‘We left our Eid back in Rakhine’

Mohiuddin Alamgir with Mohammad Nurul Islam in Cox’s Bazar | Published: 00:30, Jun 15,2018 | Updated: 00:47, Jun 15,2018

 
 

A file photo shows Rohingya refugees shelter from the rain in a camp in Cox’s Bazar, Bangladesh, September 17, 2017. — Reuters photo

Eid-ul-Fitr for the Rohingyas, now stranded in a foreign land, brings little of joy but more of woes of leaving behind a homeland they have inhabited for generations.
Eid is not just having improved food and new clothes; it is also having relatives around to meet and talk to; it is also being in one’s own familiar environment where one has grown up.
But for the Rohingyas this is not to be as they have been violently uprooted from their homeland.
Fleeing into Bangladesh in the face of state persecution back in their homeland since August 25, they had come here empty-handed and are now living in camps built with polythene sheets with inadequate food, sanitation and others facilities.
Only last year, the Rohingyas, who are mostly Muslim ethic group of Myanmar, celebrated Eid with family members with joy, feast and festivity but this year their families are shattered and there is uncertain about regular meal.
Besides, downpour for the past several days has increased their plight and fear of death in possible landslides has somewhat more blurred the joy of Eid for them.
Eid-ul-Fitr is scheduled to be celebrated in Bangladesh on Saturday subject to sighting of Shawal moon on Friday.
Rohingyas who are fighting hard for life are now tensed as large areas of their camps have gone under water following the downpour and fear is growing about further landsides in the one of the congested and largest refugee camps in the world.
‘Now we are in fear about landslides; we have neither Eid, nor festivities,’ said Rohingya woman Ayesha Begum, living in Balukhali camp, heaving a deep sigh.
UN agencies have reported about 100 incidents, including landslides, water-logging, extreme wind and lightning strikes at the camps that caused death of at least three in last five days.
Twenty-six-year-old Ayesha Begum asked how she could enjoy Eid with her two infants as she had no idea whether her husband was dead and alive. ‘Many say he is dead but I still waiting,’ she said, wiping her eyes.
Ayesha recalling her life in Maungdaw town in Rakhine State of Myanmar said her family was doing well as her husband was running a small business alongside farming.
‘Eid used to bring a lot of joy; we had new clothes, exchanged gifts, arranged heavy feast, outings and visiting relatives.
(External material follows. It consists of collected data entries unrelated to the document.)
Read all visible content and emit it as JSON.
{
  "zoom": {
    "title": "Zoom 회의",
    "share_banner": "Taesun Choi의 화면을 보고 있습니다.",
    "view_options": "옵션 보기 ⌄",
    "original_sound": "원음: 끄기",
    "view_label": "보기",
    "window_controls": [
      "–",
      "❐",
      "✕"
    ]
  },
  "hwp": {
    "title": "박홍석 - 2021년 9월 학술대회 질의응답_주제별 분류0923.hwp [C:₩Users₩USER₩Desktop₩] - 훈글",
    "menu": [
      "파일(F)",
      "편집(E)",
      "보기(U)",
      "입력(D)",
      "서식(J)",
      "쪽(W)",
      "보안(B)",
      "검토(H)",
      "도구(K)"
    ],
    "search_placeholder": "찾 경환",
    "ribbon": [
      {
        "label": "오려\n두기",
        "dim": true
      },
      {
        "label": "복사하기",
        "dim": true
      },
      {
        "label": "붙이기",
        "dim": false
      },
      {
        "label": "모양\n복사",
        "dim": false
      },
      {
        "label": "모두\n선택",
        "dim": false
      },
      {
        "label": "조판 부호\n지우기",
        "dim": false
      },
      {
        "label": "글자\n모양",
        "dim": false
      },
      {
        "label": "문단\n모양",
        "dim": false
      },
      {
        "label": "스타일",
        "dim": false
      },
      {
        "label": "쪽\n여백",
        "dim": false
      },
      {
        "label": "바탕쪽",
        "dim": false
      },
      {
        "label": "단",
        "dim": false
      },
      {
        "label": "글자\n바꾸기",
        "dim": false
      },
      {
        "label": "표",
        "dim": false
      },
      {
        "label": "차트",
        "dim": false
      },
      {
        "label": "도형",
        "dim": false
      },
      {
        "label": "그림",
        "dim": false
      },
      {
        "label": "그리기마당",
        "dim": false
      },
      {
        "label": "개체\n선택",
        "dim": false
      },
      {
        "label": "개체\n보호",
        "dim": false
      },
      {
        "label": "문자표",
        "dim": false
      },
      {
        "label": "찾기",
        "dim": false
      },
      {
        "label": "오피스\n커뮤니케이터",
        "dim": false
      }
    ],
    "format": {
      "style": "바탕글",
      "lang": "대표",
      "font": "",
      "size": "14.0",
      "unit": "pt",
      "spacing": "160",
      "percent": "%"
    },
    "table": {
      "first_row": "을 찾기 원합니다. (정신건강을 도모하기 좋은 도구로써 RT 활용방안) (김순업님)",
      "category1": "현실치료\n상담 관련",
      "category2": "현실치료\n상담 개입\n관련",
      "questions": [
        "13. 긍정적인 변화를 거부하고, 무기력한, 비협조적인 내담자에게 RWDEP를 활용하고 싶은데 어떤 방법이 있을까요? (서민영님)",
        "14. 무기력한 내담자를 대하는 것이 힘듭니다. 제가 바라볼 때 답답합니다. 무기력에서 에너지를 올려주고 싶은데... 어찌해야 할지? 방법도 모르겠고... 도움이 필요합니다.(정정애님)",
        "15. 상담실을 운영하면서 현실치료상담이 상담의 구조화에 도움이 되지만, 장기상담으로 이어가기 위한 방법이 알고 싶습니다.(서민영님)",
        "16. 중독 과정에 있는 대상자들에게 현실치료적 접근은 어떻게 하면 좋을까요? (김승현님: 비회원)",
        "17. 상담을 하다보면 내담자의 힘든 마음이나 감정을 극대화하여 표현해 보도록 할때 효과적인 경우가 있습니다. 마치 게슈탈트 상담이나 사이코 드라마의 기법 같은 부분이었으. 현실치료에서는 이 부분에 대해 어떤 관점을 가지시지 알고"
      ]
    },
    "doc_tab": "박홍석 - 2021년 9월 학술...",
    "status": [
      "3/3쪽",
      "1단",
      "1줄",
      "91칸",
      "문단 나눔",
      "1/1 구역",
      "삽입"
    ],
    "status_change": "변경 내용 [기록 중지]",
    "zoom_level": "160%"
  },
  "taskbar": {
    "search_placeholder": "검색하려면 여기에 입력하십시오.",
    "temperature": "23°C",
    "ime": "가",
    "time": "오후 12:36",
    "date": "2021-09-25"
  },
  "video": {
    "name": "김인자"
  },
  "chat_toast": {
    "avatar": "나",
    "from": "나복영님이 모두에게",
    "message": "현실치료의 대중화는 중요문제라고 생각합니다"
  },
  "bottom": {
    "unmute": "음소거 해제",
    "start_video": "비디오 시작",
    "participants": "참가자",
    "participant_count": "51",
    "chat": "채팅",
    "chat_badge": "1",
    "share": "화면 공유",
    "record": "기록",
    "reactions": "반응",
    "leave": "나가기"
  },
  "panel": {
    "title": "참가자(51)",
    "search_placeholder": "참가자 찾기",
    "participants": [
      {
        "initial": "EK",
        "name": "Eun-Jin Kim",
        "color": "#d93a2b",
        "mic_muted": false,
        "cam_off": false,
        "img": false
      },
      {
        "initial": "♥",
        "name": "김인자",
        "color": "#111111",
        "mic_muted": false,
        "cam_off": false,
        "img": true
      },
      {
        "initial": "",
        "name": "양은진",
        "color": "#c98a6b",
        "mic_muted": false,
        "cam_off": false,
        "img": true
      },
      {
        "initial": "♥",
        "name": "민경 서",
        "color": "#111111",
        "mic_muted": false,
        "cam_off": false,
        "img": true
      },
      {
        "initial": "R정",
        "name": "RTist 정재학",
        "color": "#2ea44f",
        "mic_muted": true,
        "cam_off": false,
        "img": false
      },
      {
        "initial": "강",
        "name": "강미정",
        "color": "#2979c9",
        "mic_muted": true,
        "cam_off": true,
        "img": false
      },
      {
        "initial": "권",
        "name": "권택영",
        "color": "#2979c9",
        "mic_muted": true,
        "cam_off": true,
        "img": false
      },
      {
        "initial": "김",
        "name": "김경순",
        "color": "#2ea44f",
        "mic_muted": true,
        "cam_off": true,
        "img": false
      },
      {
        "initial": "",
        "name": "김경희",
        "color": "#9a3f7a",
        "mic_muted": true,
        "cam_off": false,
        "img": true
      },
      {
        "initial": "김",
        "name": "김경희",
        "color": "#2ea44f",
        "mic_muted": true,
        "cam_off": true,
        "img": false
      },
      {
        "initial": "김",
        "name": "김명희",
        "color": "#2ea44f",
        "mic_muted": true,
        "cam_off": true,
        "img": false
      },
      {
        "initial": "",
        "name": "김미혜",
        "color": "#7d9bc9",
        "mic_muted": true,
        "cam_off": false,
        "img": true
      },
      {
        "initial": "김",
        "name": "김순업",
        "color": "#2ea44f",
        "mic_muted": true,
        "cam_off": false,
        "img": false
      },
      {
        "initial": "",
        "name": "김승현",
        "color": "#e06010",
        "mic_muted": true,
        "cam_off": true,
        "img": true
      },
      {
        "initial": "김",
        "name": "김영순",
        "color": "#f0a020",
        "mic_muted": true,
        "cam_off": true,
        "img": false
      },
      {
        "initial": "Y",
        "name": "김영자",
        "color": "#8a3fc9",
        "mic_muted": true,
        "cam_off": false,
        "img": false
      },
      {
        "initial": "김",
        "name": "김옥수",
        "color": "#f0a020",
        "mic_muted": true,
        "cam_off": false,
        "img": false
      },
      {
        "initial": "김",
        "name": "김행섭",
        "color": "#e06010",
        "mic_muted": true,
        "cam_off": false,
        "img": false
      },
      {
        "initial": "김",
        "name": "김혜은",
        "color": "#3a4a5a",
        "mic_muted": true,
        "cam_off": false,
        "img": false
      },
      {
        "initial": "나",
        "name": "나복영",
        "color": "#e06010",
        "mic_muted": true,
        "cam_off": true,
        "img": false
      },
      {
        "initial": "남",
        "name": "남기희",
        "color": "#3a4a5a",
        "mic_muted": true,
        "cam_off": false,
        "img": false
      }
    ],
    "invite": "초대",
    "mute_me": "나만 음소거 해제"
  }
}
But now it seems like a dream,’ she added.
She said that this was her first Eid on other country as they were hiding to save life in the first half of September 2017 when Eid-ul-Azha was being celebrated. She crossed into Bangladesh later that month.
About 7 lakh Rohingyas crossed into Bangladesh fleeing unbridled murder, arson and rape during ‘security operations’ by Myanmar military in Rakhine, what the UN denounced as ethnic cleansing since August 25, 2017.
The influx of over 11 lakh Myanmar refugees into Bangladesh since 1978 led to indiscriminate deforestation and hill cutting.
Another Rohingya Abdur Rahim, 45, living with five children in Kutupalang camp said he was going through the hardest moment of his life as he for the first time would not be able to buy any new clothes for his children and wife.
‘My children are upset as well as myself….,’ lamented Rahim, a teacher form Buchidong. He added that he was consoling himself like other Rohingyas that they are ‘living aboard for saving life and this is a test of life’.
Abdur Rahim and his fellows Mohammad Rafiq and Mohammad Hasim from Maungdaw said that they used to take preparation for Eid from the middle of Ramadan.
‘We used to go for shopping in main town,’ said Rafiq, adding that they usually took beef, ruti and paratha, a type of South Asian flat bread that is fried in a pan, vermicelli, sweet and others on Eid day.
‘Arranging vermicelli is a struggle, let alone new clothes and gift. All these are not possible this year. Even we are not sure about future,’ Hasim said.
‘We left behind all our assets, jobs and life there [in Myanmar],’ Abdur Rahim said, adding ‘we also left behind our Eid.’
‘I could not stay in my country, as they killed my 11 family members,’ Hasim said, when story of others ethnic minorities were more or less the same.
‘I thought about fleeing to Bangladesh to save live. We are now safe at the cost of happiness and festivity,’ he said.
All three said that they wanted to return to their homeland only after Myanmar government ensured their citizenship, security, recognised them as Rohingya community, returned their home and land occupied by Myanmar Buddhists and army.